Memeluk Kevin tidak betul-betul sebuah keterbaruan baginya, namun menangis di depan Kevin — pasti tentu. Sekarang Iman seperti menalanjangi kulit di depan Kevin. Dia tidak selamanya bisa menyembunyikan parasit di balik tubuhnya. Tangis keduanya benar-benar memecah jam 3 pagi. Tidak ada yang mendengar, hanya mereka berdua berbagi air mata. Kevin mengusap-usap kepala sahabatnya, dan terus memberikan afirmasi positif “Man, aku di sini. Kamu enggak sendirian. Aku akan bersama kamu untuk melewati ini.” Iman adalah mesias baginya. Orang pertama yang ia kenal di kota ini. Orang pertama yang pasang badan di saat-saat sial. Mungkin ini adalah waktunya untuk ia menutupi badan Mesias dari lemparan batu. Sebagai bentuk paling setia — ia memeluk Iman dan merebahkan tubuh mereka di atas kasur.
Kevin menyingkirkan pisau yang hampir menyalib Mesias — ia melempar pisau itu hingga mengenai pintu kamar.
Tangannya terus mengusap kepala Iman. Iman tertidur — meringkuk menenggelamkan kepalanya dalam pelukan.
Sebuah pesan masuk ke handphone Iman:
Mama
Indak usah baliak ka rumah. Keluarga malu samo ang.
Ang parasit dek kami[5].
Kevin memeluk Iman semakin erat. Dalam volume suara paling bisik ia berkata aku akan menjadi yang terakhir, berbahagialah, berbahagialah. Sudah datang waktu untuknya menjalankan kisah Paradise Lost[6], sebagai separuh Adam dan separuh Hawa dalam satu badan — dan sebuah khuldi yang larut menyerebak di sekujur tubuhnya.
Catatan :
[1] Buah pikiran Simone de Beauvoir mengenai feminisme.
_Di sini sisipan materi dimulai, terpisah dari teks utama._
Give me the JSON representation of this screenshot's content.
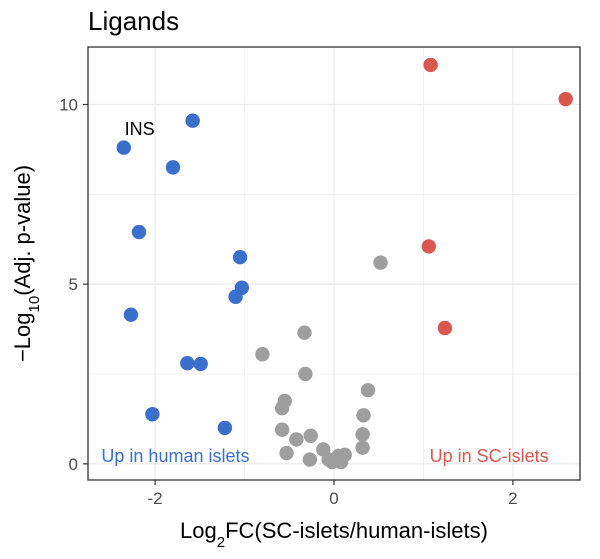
{
  "chart_data": {
    "type": "scatter",
    "title": "Ligands",
    "xlabel": {
      "prefix": "Log",
      "sub": "2",
      "suffix": "FC(SC-islets/human-islets)"
    },
    "ylabel": {
      "prefix": "−Log",
      "sub": "10",
      "suffix": "(Adj. p-value)"
    },
    "xlim": [
      -2.75,
      2.75
    ],
    "ylim": [
      -0.45,
      11.6
    ],
    "xticks": [
      -2,
      0,
      2
    ],
    "xtick_labels": [
      "-2",
      "0",
      "2"
    ],
    "yticks": [
      0,
      5,
      10
    ],
    "ytick_labels": [
      "0",
      "5",
      "10"
    ],
    "grid": true,
    "colors": {
      "up_human": "#3A6FCC",
      "up_sc": "#D8574E",
      "ns": "#9E9E9E",
      "grid": "#EBEBEB",
      "panel_border": "#333333"
    },
    "annotations": [
      {
        "text": "Up in human islets",
        "color": "up_human",
        "x": -2.6,
        "y": 0.05,
        "anchor": "start"
      },
      {
        "text": "Up in SC-islets",
        "color": "up_sc",
        "x": 2.4,
        "y": 0.05,
        "anchor": "end"
      }
    ],
    "point_labels": [
      {
        "text": "INS",
        "x": -2.34,
        "y": 9.15
      }
    ],
    "series": [
      {
        "group": "up_human",
        "points": [
          [
            -1.58,
            9.55
          ],
          [
            -2.35,
            8.8
          ],
          [
            -1.8,
            8.25
          ],
          [
            -2.18,
            6.45
          ],
          [
            -1.05,
            5.75
          ],
          [
            -1.03,
            4.9
          ],
          [
            -1.1,
            4.65
          ],
          [
            -2.27,
            4.15
          ],
          [
            -1.64,
            2.8
          ],
          [
            -1.49,
            2.78
          ],
          [
            -2.03,
            1.38
          ],
          [
            -1.22,
            1.0
          ]
        ]
      },
      {
        "group": "up_sc",
        "points": [
          [
            1.08,
            11.1
          ],
          [
            2.59,
            10.15
          ],
          [
            1.06,
            6.05
          ],
          [
            1.24,
            3.78
          ]
        ]
      },
      {
        "group": "ns",
        "points": [
          [
            0.52,
            5.6
          ],
          [
            -0.33,
            3.65
          ],
          [
            -0.8,
            3.05
          ],
          [
            -0.32,
            2.5
          ],
          [
            0.38,
            2.05
          ],
          [
            -0.55,
            1.75
          ],
          [
            -0.58,
            1.55
          ],
          [
            0.33,
            1.35
          ],
          [
            -0.58,
            0.95
          ],
          [
            -0.26,
            0.78
          ],
          [
            0.32,
            0.82
          ],
          [
            -0.42,
            0.68
          ],
          [
            -0.12,
            0.4
          ],
          [
            0.32,
            0.45
          ],
          [
            -0.53,
            0.3
          ],
          [
            -0.27,
            0.12
          ],
          [
            -0.06,
            0.12
          ],
          [
            0.05,
            0.22
          ],
          [
            0.12,
            0.25
          ],
          [
            -0.02,
            0.05
          ],
          [
            0.08,
            0.05
          ]
        ]
      }
    ]
  }
}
[2] Mazhab Sigmund Freud mengatakan bahwa kurangnya kasih sayang keluarga berdampak pada pembentukan orientasi seksual anak. Teori ini sudah dibantah oleh penelitian baru.
[3] Diambil dari cerita pendek Norman Erikson Pasaribu yang berjudul Keturunan Kita Akan Sebanyak Awan di Angkasa.
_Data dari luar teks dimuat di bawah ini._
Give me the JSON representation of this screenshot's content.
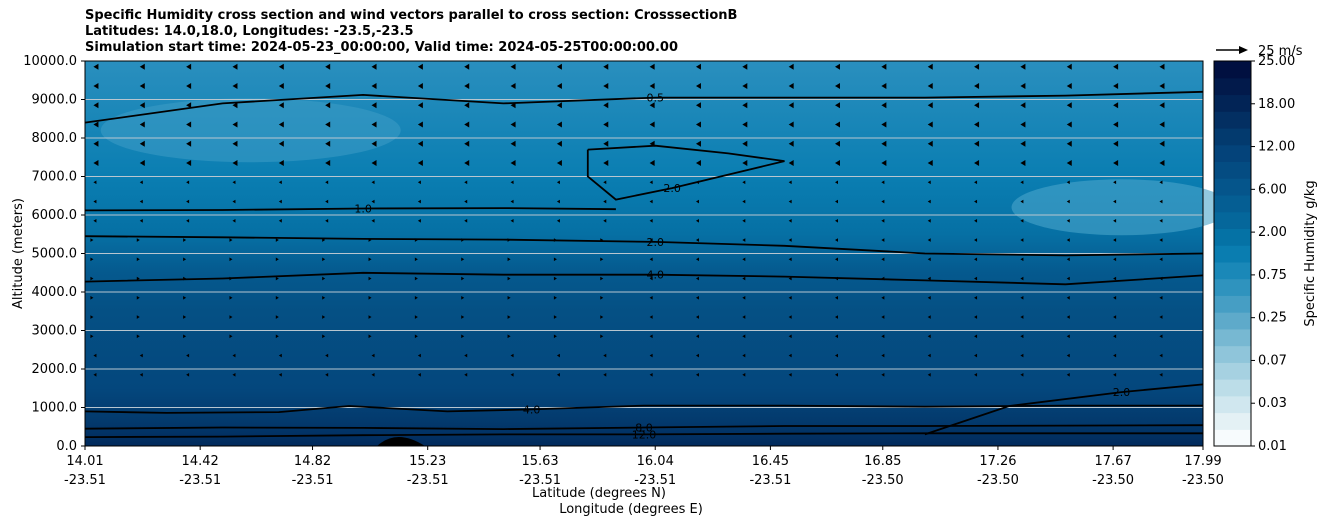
{
  "chart_data": {
    "type": "contour",
    "title": [
      "Specific Humidity cross section and wind vectors parallel to cross section: CrosssectionB",
      "Latitudes: 14.0,18.0, Longitudes: -23.5,-23.5",
      "Simulation start time: 2024-05-23_00:00:00, Valid time: 2024-05-25T00:00:00.00"
    ],
    "xlabel_lat": "Latitude (degrees N)",
    "xlabel_lon": "Longitude (degrees E)",
    "ylabel": "Altitude (meters)",
    "ylim": [
      0,
      10000
    ],
    "y_ticks": [
      "0.0",
      "1000.0",
      "2000.0",
      "3000.0",
      "4000.0",
      "5000.0",
      "6000.0",
      "7000.0",
      "8000.0",
      "9000.0",
      "10000.0"
    ],
    "x_range_lat": [
      14.01,
      17.99
    ],
    "x_ticks": [
      {
        "lat": "14.01",
        "lon": "-23.51"
      },
      {
        "lat": "14.42",
        "lon": "-23.51"
      },
      {
        "lat": "14.82",
        "lon": "-23.51"
      },
      {
        "lat": "15.23",
        "lon": "-23.51"
      },
      {
        "lat": "15.63",
        "lon": "-23.51"
      },
      {
        "lat": "16.04",
        "lon": "-23.51"
      },
      {
        "lat": "16.45",
        "lon": "-23.51"
      },
      {
        "lat": "16.85",
        "lon": "-23.50"
      },
      {
        "lat": "17.26",
        "lon": "-23.50"
      },
      {
        "lat": "17.67",
        "lon": "-23.50"
      },
      {
        "lat": "17.99",
        "lon": "-23.50"
      }
    ],
    "colorbar_label": "Specific Humidity g/kg",
    "colorbar_ticks": [
      "0.01",
      "0.03",
      "0.07",
      "0.25",
      "0.75",
      "2.00",
      "6.00",
      "12.00",
      "18.00",
      "25.00"
    ],
    "colorbar_colors": [
      "#f7fbfd",
      "#e4f1f5",
      "#d0e7ef",
      "#bcdde8",
      "#a6d1e1",
      "#8fc5da",
      "#77b8d2",
      "#5eaaca",
      "#469ec4",
      "#2f93be",
      "#1a88b8",
      "#0a7db0",
      "#0572a5",
      "#05679b",
      "#055e93",
      "#05558b",
      "#044c82",
      "#04437a",
      "#033a6e",
      "#032f62",
      "#022456",
      "#021a4b",
      "#011040"
    ],
    "quiver_key": "25 m/s",
    "contour_lines": [
      {
        "level": "12.0",
        "points": [
          [
            14.01,
            230
          ],
          [
            14.5,
            245
          ],
          [
            15.0,
            280
          ],
          [
            15.5,
            300
          ],
          [
            16.0,
            300
          ],
          [
            16.5,
            320
          ],
          [
            17.0,
            330
          ],
          [
            17.5,
            330
          ],
          [
            17.99,
            330
          ]
        ]
      },
      {
        "level": "8.0",
        "points": [
          [
            14.01,
            450
          ],
          [
            14.5,
            480
          ],
          [
            15.0,
            470
          ],
          [
            15.5,
            440
          ],
          [
            16.0,
            480
          ],
          [
            16.5,
            520
          ],
          [
            17.0,
            520
          ],
          [
            17.5,
            530
          ],
          [
            17.99,
            540
          ]
        ]
      },
      {
        "level": "4.0 (low)",
        "points": [
          [
            14.01,
            900
          ],
          [
            14.3,
            860
          ],
          [
            14.7,
            880
          ],
          [
            14.95,
            1040
          ],
          [
            15.3,
            900
          ],
          [
            15.6,
            950
          ],
          [
            16.0,
            1050
          ],
          [
            16.5,
            1050
          ],
          [
            17.0,
            1020
          ],
          [
            17.5,
            1050
          ],
          [
            17.99,
            1050
          ]
        ]
      },
      {
        "level": "2.0 (low)",
        "points": [
          [
            17.0,
            300
          ],
          [
            17.3,
            1040
          ],
          [
            17.7,
            1400
          ],
          [
            17.99,
            1600
          ]
        ]
      },
      {
        "level": "4.0",
        "points": [
          [
            14.01,
            4270
          ],
          [
            14.5,
            4350
          ],
          [
            15.0,
            4500
          ],
          [
            15.5,
            4450
          ],
          [
            16.04,
            4450
          ],
          [
            16.5,
            4400
          ],
          [
            17.0,
            4300
          ],
          [
            17.5,
            4200
          ],
          [
            17.99,
            4430
          ]
        ]
      },
      {
        "level": "2.0",
        "points": [
          [
            14.01,
            5450
          ],
          [
            14.5,
            5420
          ],
          [
            15.0,
            5380
          ],
          [
            15.5,
            5360
          ],
          [
            16.04,
            5300
          ],
          [
            16.5,
            5200
          ],
          [
            17.0,
            5000
          ],
          [
            17.5,
            4950
          ],
          [
            17.99,
            5000
          ]
        ]
      },
      {
        "level": "1.0",
        "points": [
          [
            14.01,
            6120
          ],
          [
            14.5,
            6130
          ],
          [
            15.0,
            6170
          ],
          [
            15.5,
            6180
          ],
          [
            15.9,
            6150
          ]
        ]
      },
      {
        "level": "2.0 (upper)",
        "points": [
          [
            15.8,
            7700
          ],
          [
            16.04,
            7800
          ],
          [
            16.3,
            7600
          ],
          [
            16.5,
            7400
          ],
          [
            16.1,
            6700
          ],
          [
            15.9,
            6400
          ],
          [
            15.8,
            7000
          ],
          [
            15.8,
            7700
          ]
        ]
      },
      {
        "level": "0.5",
        "points": [
          [
            14.01,
            8400
          ],
          [
            14.5,
            8900
          ],
          [
            15.0,
            9120
          ],
          [
            15.5,
            8900
          ],
          [
            16.04,
            9050
          ],
          [
            16.5,
            9050
          ],
          [
            17.0,
            9050
          ],
          [
            17.5,
            9100
          ],
          [
            17.99,
            9200
          ]
        ]
      }
    ]
  }
}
[4] Terinspirasi dari puisi Norman Erikson Pasaribu yang berjudul Inferno.
[5] Bahasa Minang yang apabila diterjemahkan menjadi “Nggak usah pulang ke rumah. Keluarga malu sama kamu. Kamu cuman parasit buat kami.
[6] Puisi karya John Milton mengenai pengusiran Adam dan Hawa dari Eden.